Plinio riporta un evento eccezionale accaduto quando i Cimbri minacciavano i confini e si temeva un loro ingresso nelle pianure italiche. Da quattro anni gli eserciti romani conducevano in modo assai tribolato una campagna militare segnata da gravissime perdite, ultimo atto l’annientamento di un intero esercito nel 105 a.C.. Nel bosco di Niceria, consacrato a Giunone, si provvide a cimare la cima di un olmo che si protendeva sull’altare. Subito, senza l’aiuto di alcuno, l’albero tornò ad ergersi e immediatamente fiorì.

Le fortune del popolo romano, accompagnate dagli agognati successi militari, si risollevarono.

La giustizia sotto l’olmo

Nel periodo medioevale, soprattutto in Francia, si era soliti piantare fuori dalla porta del castello un olmo. Al riparo delle sue fronde veniva amministrata la giustizia direttamente dal signore del maniero o dai giudici da lui designati. I giudici che non possedevano un tribunale stabile si chiamavano, per estensione, giudici sotto l’olmo.

Francese è anche l’espressione, un tempo assai comune, “aspettare sotto l’olmo”: significa che uno fra i contendenti non ha intenzione di presentarsi al confronto e lascia l’altro ad aspettare nel luogo prestabilito; sotto l’olmo, appunto.

Dopo l’usanza medioevale altri sovrani in tempi più vicini vollero circondarsi di olmi. Enrico IV chiese che le strade del regno fossero fiancheggiate da olmi e ne incoraggio la diffusione così che è possibile datare con una certa precisione, intorno ai quattrocento anni, gli esemplari più vecchi sopravvissuti in Francia.

Per un lungo periodo è rimasta l’usanza relitta di piantare un olmo di fronte alla porta delle case coloniche.

Nel 1526, o intorno a quegli anni, quindi ancora prima, Enrico VIII fece mettere a dimora gli olmi che fiancheggiano il viale del castello reale di Hampton Court.
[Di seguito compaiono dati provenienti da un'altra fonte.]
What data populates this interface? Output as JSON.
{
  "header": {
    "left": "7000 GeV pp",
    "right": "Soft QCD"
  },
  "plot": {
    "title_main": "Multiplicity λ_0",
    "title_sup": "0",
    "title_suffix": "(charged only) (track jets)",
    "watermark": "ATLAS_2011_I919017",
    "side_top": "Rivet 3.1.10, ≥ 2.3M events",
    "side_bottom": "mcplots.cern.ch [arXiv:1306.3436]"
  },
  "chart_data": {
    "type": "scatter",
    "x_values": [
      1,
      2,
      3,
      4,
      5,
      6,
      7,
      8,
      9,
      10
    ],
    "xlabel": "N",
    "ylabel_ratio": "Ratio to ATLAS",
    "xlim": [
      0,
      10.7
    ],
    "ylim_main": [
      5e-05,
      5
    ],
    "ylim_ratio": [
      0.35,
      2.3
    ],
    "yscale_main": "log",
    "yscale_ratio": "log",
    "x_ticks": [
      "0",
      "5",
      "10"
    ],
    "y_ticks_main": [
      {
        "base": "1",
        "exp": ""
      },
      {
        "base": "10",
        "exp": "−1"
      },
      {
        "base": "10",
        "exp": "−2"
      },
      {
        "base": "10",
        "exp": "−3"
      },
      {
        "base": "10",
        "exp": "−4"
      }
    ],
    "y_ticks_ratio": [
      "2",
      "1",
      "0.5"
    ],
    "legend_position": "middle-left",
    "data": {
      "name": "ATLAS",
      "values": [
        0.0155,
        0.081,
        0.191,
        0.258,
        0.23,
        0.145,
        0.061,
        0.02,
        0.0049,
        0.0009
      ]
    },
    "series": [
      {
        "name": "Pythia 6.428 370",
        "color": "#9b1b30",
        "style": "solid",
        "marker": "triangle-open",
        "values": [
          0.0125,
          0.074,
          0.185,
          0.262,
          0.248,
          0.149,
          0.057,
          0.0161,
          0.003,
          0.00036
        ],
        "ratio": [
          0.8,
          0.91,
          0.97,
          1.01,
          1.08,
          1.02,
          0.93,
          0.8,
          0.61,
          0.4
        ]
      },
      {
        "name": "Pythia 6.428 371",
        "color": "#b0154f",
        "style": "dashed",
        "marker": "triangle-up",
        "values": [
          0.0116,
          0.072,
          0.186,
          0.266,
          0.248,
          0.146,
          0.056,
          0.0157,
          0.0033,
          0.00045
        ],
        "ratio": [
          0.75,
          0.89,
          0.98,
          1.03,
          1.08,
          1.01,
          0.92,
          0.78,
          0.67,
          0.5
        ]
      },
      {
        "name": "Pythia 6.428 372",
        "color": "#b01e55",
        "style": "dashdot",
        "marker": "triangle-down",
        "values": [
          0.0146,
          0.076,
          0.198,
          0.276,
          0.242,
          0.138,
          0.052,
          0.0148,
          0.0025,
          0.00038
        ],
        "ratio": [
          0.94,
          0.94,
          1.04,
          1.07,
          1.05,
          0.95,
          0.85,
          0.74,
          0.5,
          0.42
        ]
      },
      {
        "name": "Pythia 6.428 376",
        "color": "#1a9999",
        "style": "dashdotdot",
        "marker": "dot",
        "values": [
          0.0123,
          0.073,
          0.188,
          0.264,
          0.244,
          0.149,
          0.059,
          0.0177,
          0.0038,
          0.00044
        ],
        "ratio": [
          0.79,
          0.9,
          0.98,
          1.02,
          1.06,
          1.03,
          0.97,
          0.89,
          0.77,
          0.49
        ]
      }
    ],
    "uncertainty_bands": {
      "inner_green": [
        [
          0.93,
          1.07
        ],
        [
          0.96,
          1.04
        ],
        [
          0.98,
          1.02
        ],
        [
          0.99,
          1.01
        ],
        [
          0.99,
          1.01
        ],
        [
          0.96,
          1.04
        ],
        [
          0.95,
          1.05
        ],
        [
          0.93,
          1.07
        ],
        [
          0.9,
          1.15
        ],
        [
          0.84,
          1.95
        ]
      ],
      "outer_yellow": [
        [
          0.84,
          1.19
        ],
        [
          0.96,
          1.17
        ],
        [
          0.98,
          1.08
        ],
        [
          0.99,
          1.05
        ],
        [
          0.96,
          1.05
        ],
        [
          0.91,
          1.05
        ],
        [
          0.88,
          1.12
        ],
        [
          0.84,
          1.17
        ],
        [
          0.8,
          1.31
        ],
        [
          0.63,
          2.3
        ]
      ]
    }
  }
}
Fra gli olmi storici ricordiamo l’olmo irlandese di Kildare schiantato da un uragano nel 1776 con una circonferenza di dieci metri capace di coprire con la sua chioma un’area di oltre trenta metri di diametro pari, ricondotta ad un ipotetico cerchio perfetto, a circa 900 metri quadrati.

Salvare gli olmi

Sicuramente salvare gli olmi esistenti è divenuta una necessità.

In quest’ottica deve essere inserito il progetto di salvataggio del patrimonio genetico dell’olmo storico di Montepaone, provincia di Catanzaro, portato a termine con successo lo scorso anno. Ad interessarsi in prima persona è stato l’Architetto Aurelio Tuccio.

L’olmo di Montepaone è considerato da molti l’ultimo Albero della Libertà ed è in condizioni tali da non lasciare prevedere una lunga sopravvivenza. Proprio per salvaguardare e conservare per i posteri il patrimonio genetico di un albero di indubbio valore storico e monumentale il C.N.R. di Firenze ha ricevuto il materiale appositamente raccolto (talee raccolte dall’ultimo accrescimento dell’anno) per inserirlo nella banca genetica, per crio-conservarlo, per riportare i dati dendrometrici e topografici in una banca dati europea che raccoglie tutti gli olmi di particolare interesse del continente, e per procedere alla clonazione così da poter disporre di “piante copia” del vecchio olmo con cui poter procedere alla sostituzione quando finiranno i suoi giorni.